SHANGHAI -- The man unveiled as principal owner of the warehouses at the center of deadly blasts in Tianjin also is on the board of a state-owned company that is controlled by the same powerful entity investigating the explosions, a review of public documents found...

By ERIKA KINETZ ~ Associated Press
A window shattered by shockwaves frames the site of an explosion at a warehouse in northeastern China's Tianjin municipality. (Ng Han Guan ~ Associated Press)
A window shattered by shockwaves frames the site of an explosion at a warehouse in northeastern China's Tianjin municipality. (Ng Han Guan ~ Associated Press)

SHANGHAI -- The man unveiled as principal owner of the warehouses at the center of deadly blasts in Tianjin also is on the board of a state-owned company that is controlled by the same powerful entity investigating the explosions, a review of public documents found.

Corporate filings show Yu Xuewei, the silent majority shareholder of Ruihai International Logistics, sits on the board of directors of a subsidiary of China Sinochem, one of the country's most influential conglomerates. Like other large state companies, Sinochem is controlled by the State Council, the central authority overseeing the investigation into last week's explosions at Ruihai's chemical warehouses that killed at least 114 people and displaced thousands.

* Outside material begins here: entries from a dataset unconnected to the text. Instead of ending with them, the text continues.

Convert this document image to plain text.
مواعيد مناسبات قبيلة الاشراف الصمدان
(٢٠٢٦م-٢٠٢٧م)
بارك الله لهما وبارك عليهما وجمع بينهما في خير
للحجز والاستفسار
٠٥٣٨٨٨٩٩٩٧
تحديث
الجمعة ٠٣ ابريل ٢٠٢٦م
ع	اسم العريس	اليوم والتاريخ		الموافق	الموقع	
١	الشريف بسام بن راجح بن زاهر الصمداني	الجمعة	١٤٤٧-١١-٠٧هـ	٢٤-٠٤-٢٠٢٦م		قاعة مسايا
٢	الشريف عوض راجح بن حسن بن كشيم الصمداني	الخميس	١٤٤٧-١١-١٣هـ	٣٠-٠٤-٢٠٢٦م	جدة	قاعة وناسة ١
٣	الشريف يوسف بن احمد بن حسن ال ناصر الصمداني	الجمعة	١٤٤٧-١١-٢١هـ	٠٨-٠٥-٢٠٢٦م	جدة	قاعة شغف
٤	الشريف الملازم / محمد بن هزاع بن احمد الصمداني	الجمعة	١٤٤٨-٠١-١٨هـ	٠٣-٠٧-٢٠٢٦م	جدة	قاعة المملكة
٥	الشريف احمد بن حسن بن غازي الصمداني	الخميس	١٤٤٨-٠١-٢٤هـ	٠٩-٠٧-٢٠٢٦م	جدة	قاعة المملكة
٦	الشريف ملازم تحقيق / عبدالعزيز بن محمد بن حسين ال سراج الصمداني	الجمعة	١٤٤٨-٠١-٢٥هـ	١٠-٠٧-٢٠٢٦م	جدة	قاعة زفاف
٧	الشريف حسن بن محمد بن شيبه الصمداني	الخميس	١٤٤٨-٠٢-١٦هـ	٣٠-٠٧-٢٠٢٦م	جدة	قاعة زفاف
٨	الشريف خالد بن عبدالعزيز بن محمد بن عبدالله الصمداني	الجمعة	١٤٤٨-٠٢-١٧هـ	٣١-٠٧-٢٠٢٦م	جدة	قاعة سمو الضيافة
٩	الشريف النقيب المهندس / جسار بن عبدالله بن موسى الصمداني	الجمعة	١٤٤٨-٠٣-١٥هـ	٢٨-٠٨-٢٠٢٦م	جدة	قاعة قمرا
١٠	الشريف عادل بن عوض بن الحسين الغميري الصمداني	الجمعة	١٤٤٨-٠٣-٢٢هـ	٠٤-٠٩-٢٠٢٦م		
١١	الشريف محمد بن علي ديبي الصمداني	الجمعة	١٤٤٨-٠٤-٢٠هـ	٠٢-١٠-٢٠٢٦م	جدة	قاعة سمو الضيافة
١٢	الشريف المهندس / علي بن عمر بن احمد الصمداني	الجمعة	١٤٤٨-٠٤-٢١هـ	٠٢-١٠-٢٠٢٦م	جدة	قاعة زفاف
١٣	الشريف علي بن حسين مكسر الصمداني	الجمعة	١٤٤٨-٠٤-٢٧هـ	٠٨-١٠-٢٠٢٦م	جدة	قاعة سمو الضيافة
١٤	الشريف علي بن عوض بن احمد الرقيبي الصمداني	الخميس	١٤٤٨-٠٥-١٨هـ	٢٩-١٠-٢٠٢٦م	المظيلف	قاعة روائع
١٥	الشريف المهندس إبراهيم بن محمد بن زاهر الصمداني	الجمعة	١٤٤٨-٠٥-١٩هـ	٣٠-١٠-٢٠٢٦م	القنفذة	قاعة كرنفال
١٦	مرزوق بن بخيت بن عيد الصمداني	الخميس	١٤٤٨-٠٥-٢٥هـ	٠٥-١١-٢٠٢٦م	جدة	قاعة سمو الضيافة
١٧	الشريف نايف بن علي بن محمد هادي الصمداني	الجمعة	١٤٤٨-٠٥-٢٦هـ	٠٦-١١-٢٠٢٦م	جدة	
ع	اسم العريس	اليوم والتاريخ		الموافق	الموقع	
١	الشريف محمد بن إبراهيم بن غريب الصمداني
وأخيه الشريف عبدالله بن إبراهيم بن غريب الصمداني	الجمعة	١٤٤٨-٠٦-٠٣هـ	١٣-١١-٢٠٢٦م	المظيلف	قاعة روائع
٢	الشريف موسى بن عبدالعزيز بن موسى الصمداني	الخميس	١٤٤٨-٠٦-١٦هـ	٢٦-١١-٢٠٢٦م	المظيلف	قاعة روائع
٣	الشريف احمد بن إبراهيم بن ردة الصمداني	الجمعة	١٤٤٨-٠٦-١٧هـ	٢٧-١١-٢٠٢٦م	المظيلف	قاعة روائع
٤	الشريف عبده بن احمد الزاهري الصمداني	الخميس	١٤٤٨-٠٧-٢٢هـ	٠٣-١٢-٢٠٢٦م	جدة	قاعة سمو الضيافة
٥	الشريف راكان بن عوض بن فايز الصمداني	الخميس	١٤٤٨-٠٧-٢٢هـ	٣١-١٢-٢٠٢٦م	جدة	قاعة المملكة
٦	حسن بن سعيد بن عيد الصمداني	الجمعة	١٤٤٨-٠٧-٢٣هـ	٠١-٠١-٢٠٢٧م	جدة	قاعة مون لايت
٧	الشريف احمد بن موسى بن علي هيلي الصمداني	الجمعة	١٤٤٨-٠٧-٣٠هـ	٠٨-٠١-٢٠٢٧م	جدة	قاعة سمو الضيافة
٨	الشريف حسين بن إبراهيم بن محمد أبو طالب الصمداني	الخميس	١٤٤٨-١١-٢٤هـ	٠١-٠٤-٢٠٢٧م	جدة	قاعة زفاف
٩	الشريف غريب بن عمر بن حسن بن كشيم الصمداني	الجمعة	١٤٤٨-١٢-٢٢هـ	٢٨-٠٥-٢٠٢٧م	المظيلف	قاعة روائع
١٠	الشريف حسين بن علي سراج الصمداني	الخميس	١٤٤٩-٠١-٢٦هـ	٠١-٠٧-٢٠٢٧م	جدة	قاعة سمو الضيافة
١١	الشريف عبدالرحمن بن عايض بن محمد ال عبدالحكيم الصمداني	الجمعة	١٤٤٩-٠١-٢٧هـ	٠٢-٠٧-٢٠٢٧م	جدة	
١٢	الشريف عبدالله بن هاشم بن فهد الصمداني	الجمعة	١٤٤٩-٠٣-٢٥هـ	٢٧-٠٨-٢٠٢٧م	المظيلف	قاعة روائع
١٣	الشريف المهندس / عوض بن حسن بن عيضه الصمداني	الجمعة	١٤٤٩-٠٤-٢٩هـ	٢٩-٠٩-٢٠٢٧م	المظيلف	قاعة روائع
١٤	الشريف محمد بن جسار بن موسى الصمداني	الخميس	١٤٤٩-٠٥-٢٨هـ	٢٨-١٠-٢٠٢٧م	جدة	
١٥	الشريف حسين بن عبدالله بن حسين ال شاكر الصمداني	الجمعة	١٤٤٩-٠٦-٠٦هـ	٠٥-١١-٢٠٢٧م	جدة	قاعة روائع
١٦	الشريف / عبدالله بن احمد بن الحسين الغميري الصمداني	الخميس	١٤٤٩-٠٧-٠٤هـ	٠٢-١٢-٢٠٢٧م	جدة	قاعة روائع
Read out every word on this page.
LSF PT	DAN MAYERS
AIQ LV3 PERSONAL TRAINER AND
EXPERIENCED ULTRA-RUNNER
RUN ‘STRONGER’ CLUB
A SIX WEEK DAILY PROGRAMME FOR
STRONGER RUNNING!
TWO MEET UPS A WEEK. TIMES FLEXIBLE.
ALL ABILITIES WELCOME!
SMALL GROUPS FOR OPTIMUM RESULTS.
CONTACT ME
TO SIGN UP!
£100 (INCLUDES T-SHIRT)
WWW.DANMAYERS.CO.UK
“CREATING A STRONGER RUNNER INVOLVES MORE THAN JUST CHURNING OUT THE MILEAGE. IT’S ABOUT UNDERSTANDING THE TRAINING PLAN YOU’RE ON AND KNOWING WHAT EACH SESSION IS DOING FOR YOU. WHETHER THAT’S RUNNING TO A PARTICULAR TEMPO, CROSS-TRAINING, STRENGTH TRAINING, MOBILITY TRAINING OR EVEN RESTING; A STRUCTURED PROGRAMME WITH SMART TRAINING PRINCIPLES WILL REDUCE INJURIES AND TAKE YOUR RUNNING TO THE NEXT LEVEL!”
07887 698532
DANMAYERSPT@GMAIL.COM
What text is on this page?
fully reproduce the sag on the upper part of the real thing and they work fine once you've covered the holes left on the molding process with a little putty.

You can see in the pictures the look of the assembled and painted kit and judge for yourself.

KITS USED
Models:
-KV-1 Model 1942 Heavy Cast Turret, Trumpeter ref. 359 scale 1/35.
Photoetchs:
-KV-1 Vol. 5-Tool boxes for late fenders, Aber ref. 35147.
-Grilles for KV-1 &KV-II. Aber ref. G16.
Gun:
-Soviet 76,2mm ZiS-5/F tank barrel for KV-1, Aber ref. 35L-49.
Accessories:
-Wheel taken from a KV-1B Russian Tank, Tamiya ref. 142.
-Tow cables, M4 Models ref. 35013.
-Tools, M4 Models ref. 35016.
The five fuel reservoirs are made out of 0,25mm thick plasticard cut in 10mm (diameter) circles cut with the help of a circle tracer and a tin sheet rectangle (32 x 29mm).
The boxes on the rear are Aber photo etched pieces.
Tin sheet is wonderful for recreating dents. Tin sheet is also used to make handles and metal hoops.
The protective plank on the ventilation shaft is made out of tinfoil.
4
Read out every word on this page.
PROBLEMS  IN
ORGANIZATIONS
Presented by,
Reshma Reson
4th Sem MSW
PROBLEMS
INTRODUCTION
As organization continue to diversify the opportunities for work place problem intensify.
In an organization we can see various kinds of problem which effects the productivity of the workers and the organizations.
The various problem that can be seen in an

Yu's connections hint at the extent of his political network and showcase the complexity of China's political system, in which the entity running an investigation can be linked to the company it is investigating. Major state-owned Chinese companies often are accused of ignoring safety and other regulations, especially Cabinet-level enterprises whose chief executives have a higher status in the ruling Communist Party hierarchy than the regulators who are supposed to oversee them.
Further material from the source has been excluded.